Recentemente, diante do impasse nos EUA causado pelos parlamentares republicanos no Congresso, que se recusaram a continuar auxiliando a Ucrânia, a Europa passou a arcar com o custo da assistência a Quieve. A proposta, no entanto, se revelou muito polêmica.
A capacidade da indústria bélica europeia é tida como insuficiente para atender às necessidades da Ucrânia (idem). Somado ao problema de ter terceirizado sua defesa aos EUA desde a criação da OTAN, o Velho Mundo já enfrenta desafios causados pela política imperialista contra a Rússia, como a inflação e a desindustrialização, o que diminui ainda mais a capacidade europeia de ocupar o vácuo deixado pelos EUA. Os políticos estão hesitantes em investir recursos no setor militar, tremendo que a decisão obrigaria os governos a emitir títulos e piorar o quadro inflacionário.
“Por que precisamos provocar outros países quando podemos estar em paz e fazer negócios?”, perguntou ele, resumindo o pensamento de muitos em toda a Europa. “No entanto, o problema continua [com] quem é o líder e, nesse caso, o líder é a América”, destaca Magnier, reforçando a crise provocada pela guerra não é do interesse europeu, mas dos EUA. Miles, por sua vez, conclui que “enquanto a Europa depender de potências externas para sua segurança, ela nunca será totalmente soberana, e as fixações de Washington se tornarão as neuroses de Bruxelas.”
É o grande problema da atualidade enfrentado pelo imperialismo europeu. O continente berço do capitalismo continua em uma posição dominante em relação aos países atrasados, mas dominada pelo imperialismo, que à revelia dos interesses dos setores menores da burguesia europeia, precisa arrasar a Rússia.
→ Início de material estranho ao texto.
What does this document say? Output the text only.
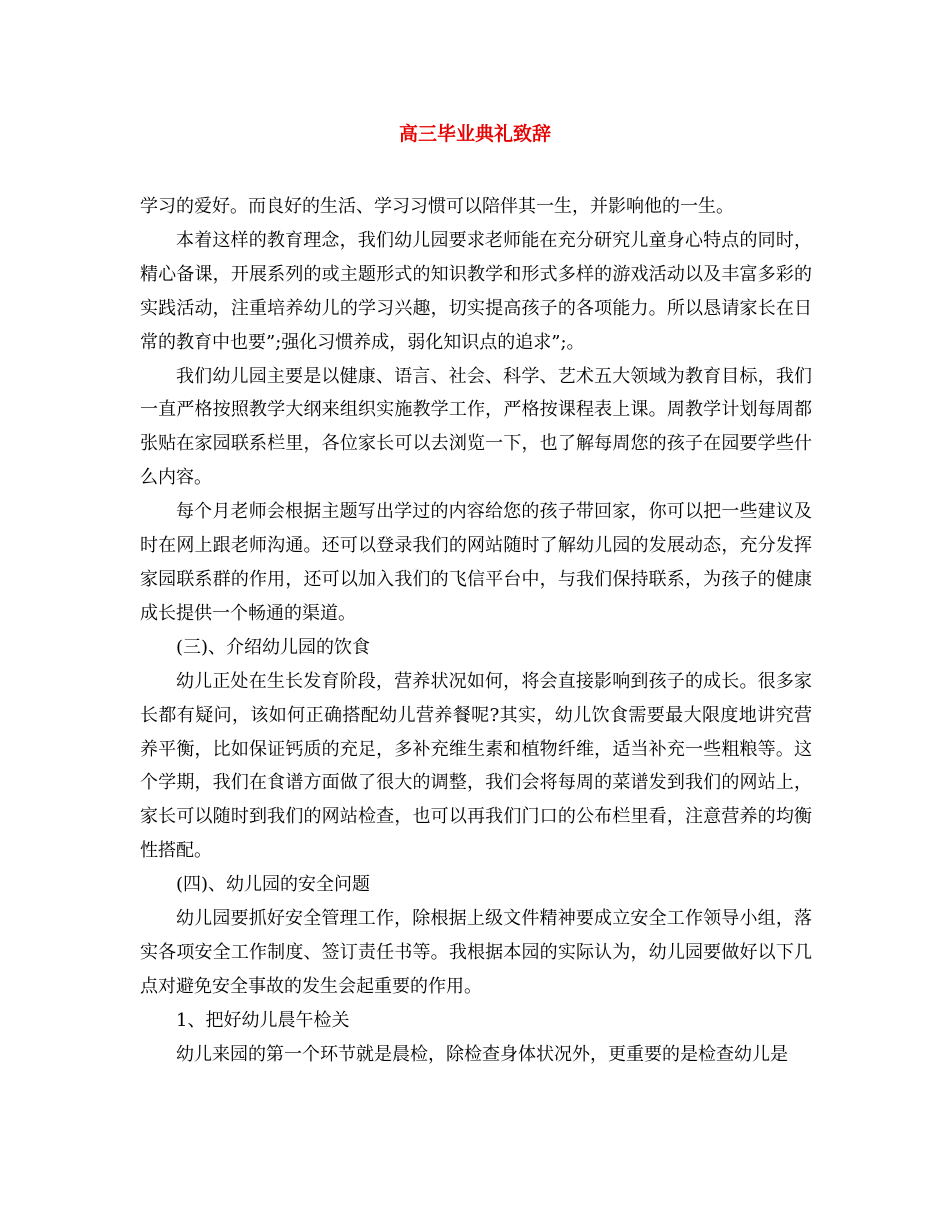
高三毕业典礼致辞

学习的爱好。而良好的生活、学习习惯可以陪伴其一生，并影响他的一生。

本着这样的教育理念，我们幼儿园要求老师能在充分研究儿童身心特点的同时，精心备课，开展系列的或主题形式的知识教学和形式多样的游戏活动以及丰富多彩的实践活动，注重培养幼儿的学习兴趣，切实提高孩子的各项能力。所以恳请家长在日常的教育中也要”;强化习惯养成，弱化知识点的追求”;。

我们幼儿园主要是以健康、语言、社会、科学、艺术五大领域为教育目标，我们一直严格按照教学大纲来组织实施教学工作，严格按课程表上课。周教学计划每周都张贴在家园联系栏里，各位家长可以去浏览一下，也了解每周您的孩子在园要学些什么内容。

每个月老师会根据主题写出学过的内容给您的孩子带回家，你可以把一些建议及时在网上跟老师沟通。还可以登录我们的网站随时了解幼儿园的发展动态，充分发挥家园联系群的作用，还可以加入我们的飞信平台中，与我们保持联系，为孩子的健康成长提供一个畅通的渠道。

(三)、介绍幼儿园的饮食

幼儿正处在生长发育阶段，营养状况如何，将会直接影响到孩子的成长。很多家长都有疑问，该如何正确搭配幼儿营养餐呢?其实，幼儿饮食需要最大限度地讲究营养平衡，比如保证钙质的充足，多补充维生素和植物纤维，适当补充一些粗粮等。这个学期，我们在食谱方面做了很大的调整，我们会将每周的菜谱发到我们的网站上，家长可以随时到我们的网站检查，也可以再我们门口的公布栏里看，注意营养的均衡性搭配。

(四)、幼儿园的安全问题

幼儿园要抓好安全管理工作，除根据上级文件精神要成立安全工作领导小组，落实各项安全工作制度、签订责任书等。我根据本园的实际认为，幼儿园要做好以下几点对避免安全事故的发生会起重要的作用。

1、把好幼儿晨午检关

幼儿来园的第一个环节就是晨检，除检查身体状况外，更重要的是检查幼儿是
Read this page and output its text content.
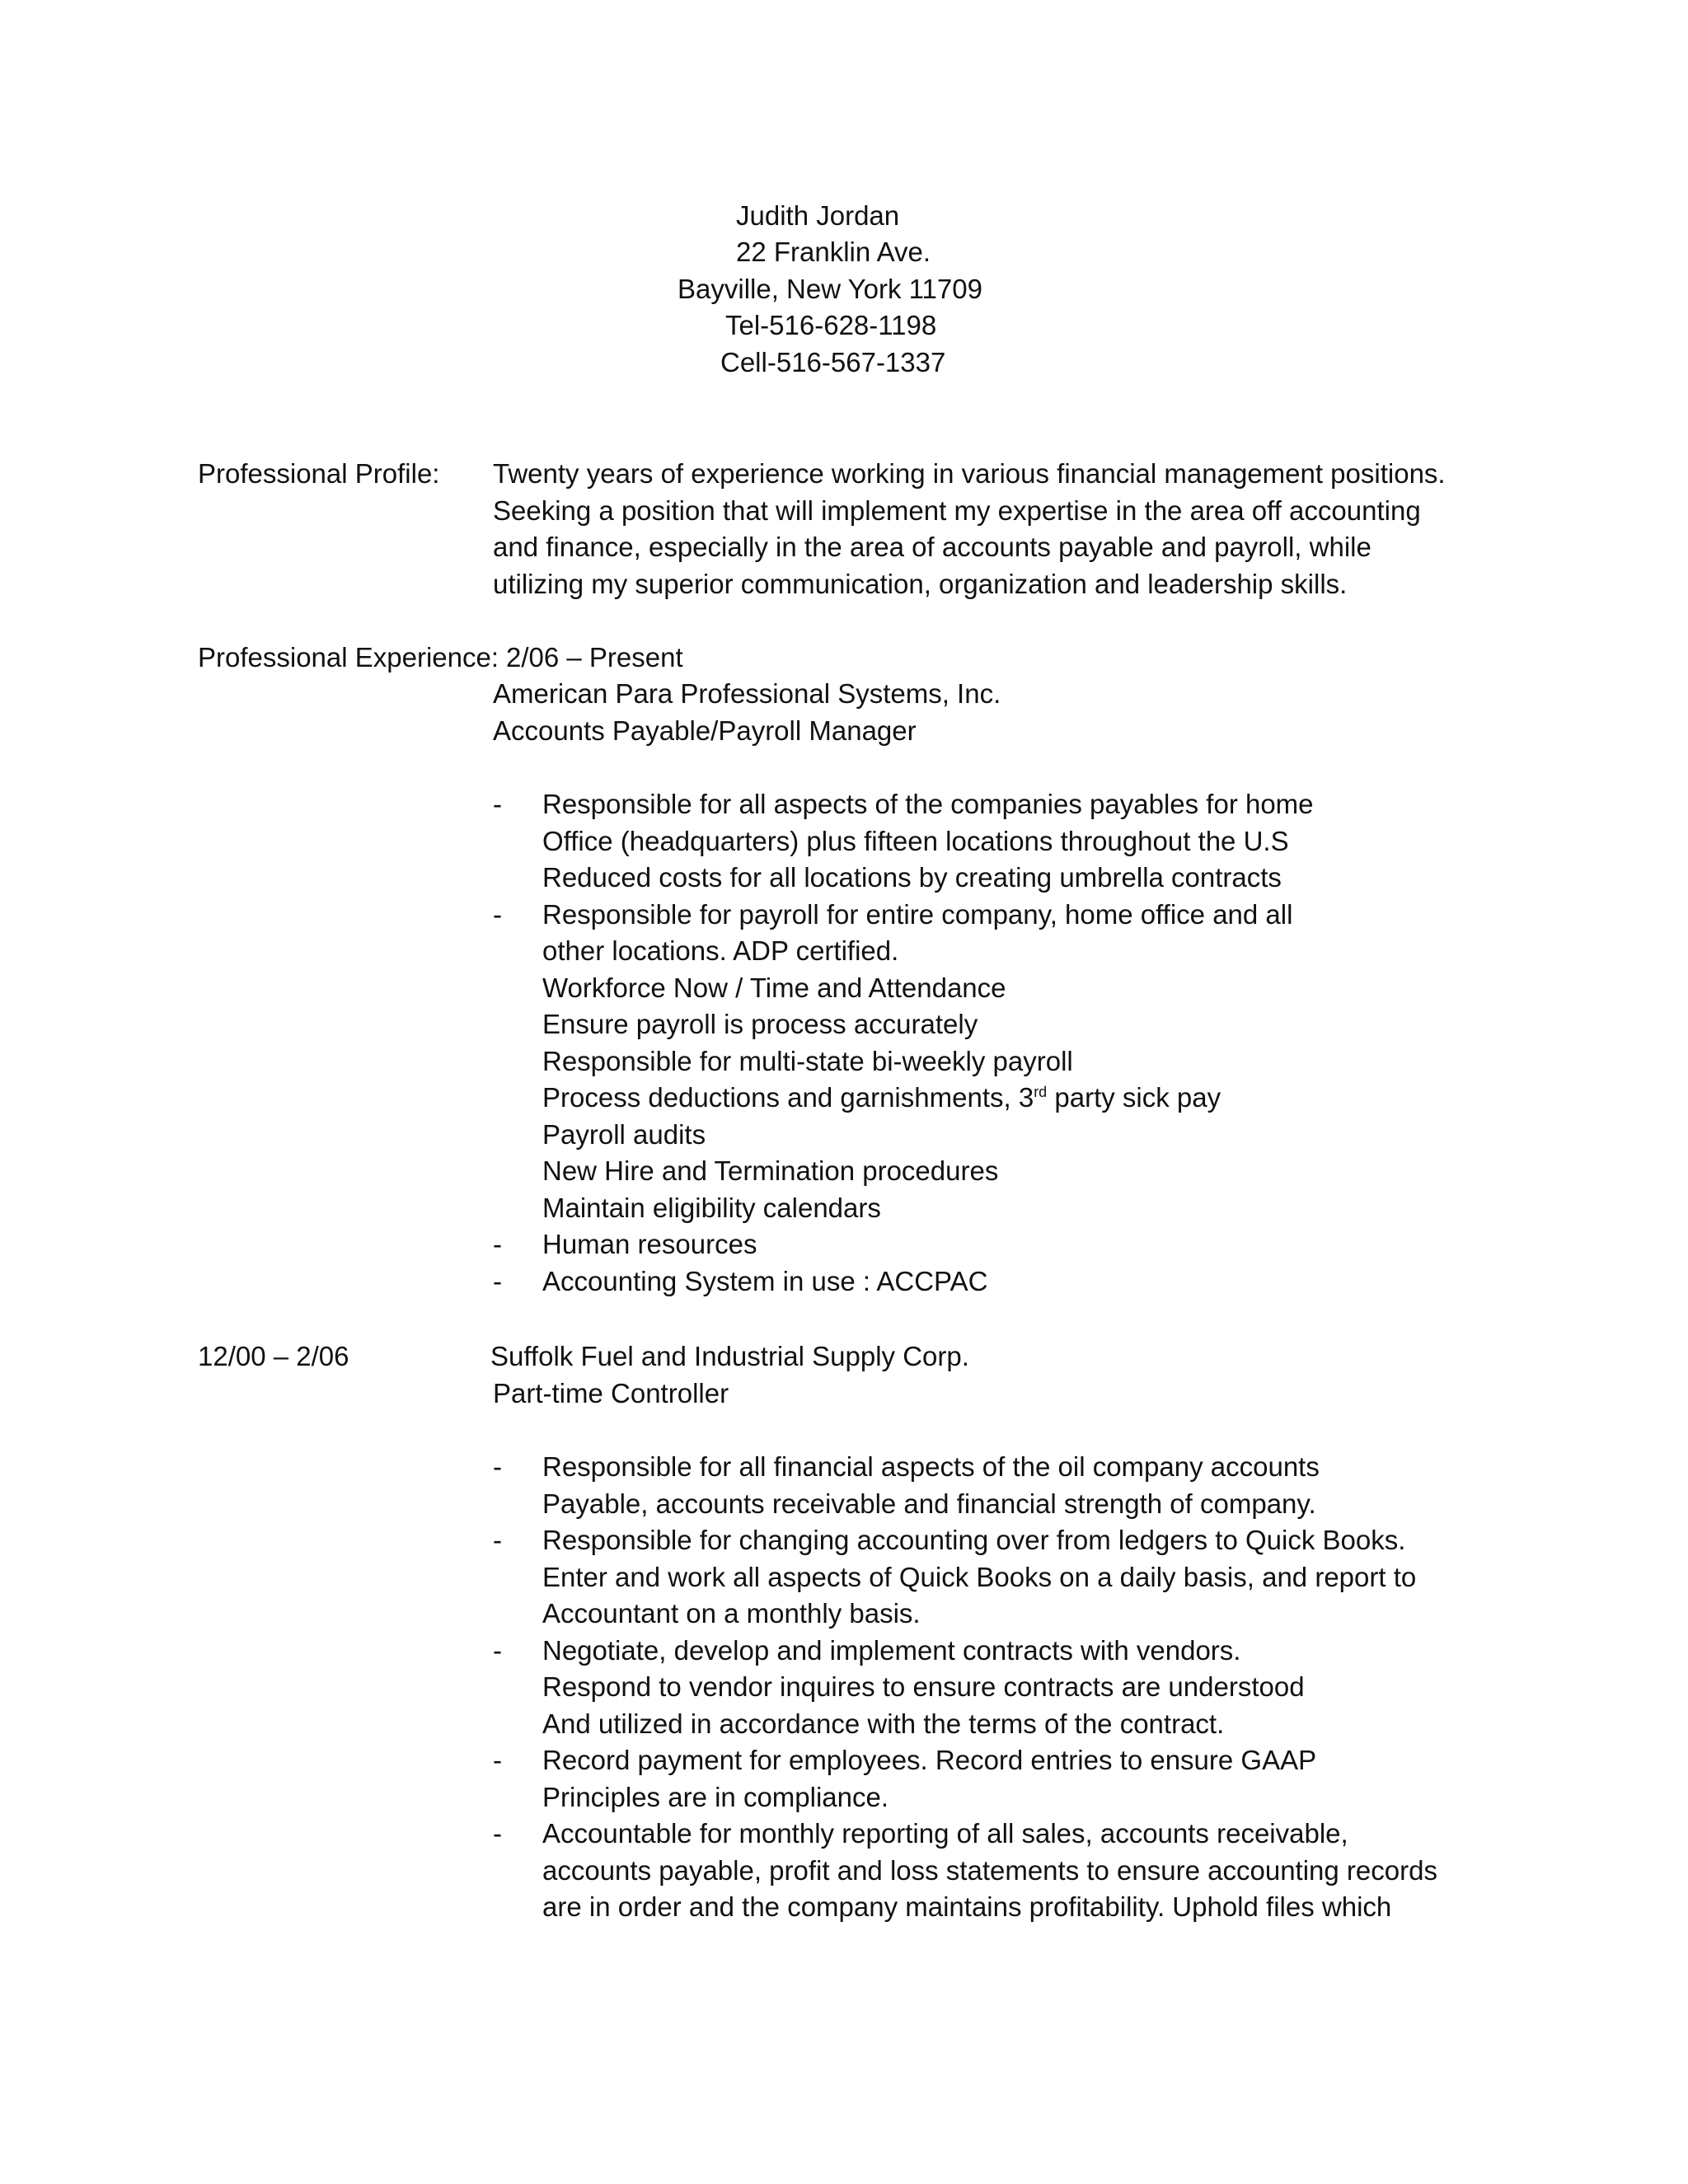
Judith Jordan
22 Franklin Ave.
Bayville, New York 11709
Tel-516-628-1198
Cell-516-567-1337
Professional Profile: Twenty years of experience working in various financial management positions.
Seeking a position that will implement my expertise in the area off accounting
and finance, especially in the area of accounts payable and payroll, while
utilizing my superior communication, organization and leadership skills.
Professional Experience: 2/06 – Present
American Para Professional Systems, Inc.
Accounts Payable/Payroll Manager
- Responsible for all aspects of the companies payables for home
Office (headquarters) plus fifteen locations throughout the U.S
Reduced costs for all locations by creating umbrella contracts
- Responsible for payroll for entire company, home office and all
other locations. ADP certified.
Workforce Now / Time and Attendance
Ensure payroll is process accurately
Responsible for multi-state bi-weekly payroll
Process deductions and garnishments, 3rd party sick pay
Payroll audits
New Hire and Termination procedures
Maintain eligibility calendars
- Human resources
- Accounting System in use : ACCPAC
12/00 – 2/06	Suffolk Fuel and Industrial Supply Corp.
Part-time Controller
- Responsible for all financial aspects of the oil company accounts
Payable, accounts receivable and financial strength of company.
- Responsible for changing accounting over from ledgers to Quick Books.
Enter and work all aspects of Quick Books on a daily basis, and report to
Accountant on a monthly basis.
- Negotiate, develop and implement contracts with vendors.
Respond to vendor inquires to ensure contracts are understood
And utilized in accordance with the terms of the contract.
- Record payment for employees. Record entries to ensure GAAP
Principles are in compliance.
- Accountable for monthly reporting of all sales, accounts receivable,
accounts payable, profit and loss statements to ensure accounting records
are in order and the company maintains profitability. Uphold files which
A burguesia imperialista concretamente demonstra que não irá se deter, nem que para isso sacrifique países tão importantes quanto Alemanha e França. A determinação dos setores de ponta da burguesia, no entanto, dão indícios de provocarem uma crise ainda maior no interior do bloco dominante, o que vem se expressando na ascensão da extrema direita francesa e demanda um acompanhamento maior da evolução dessa crise.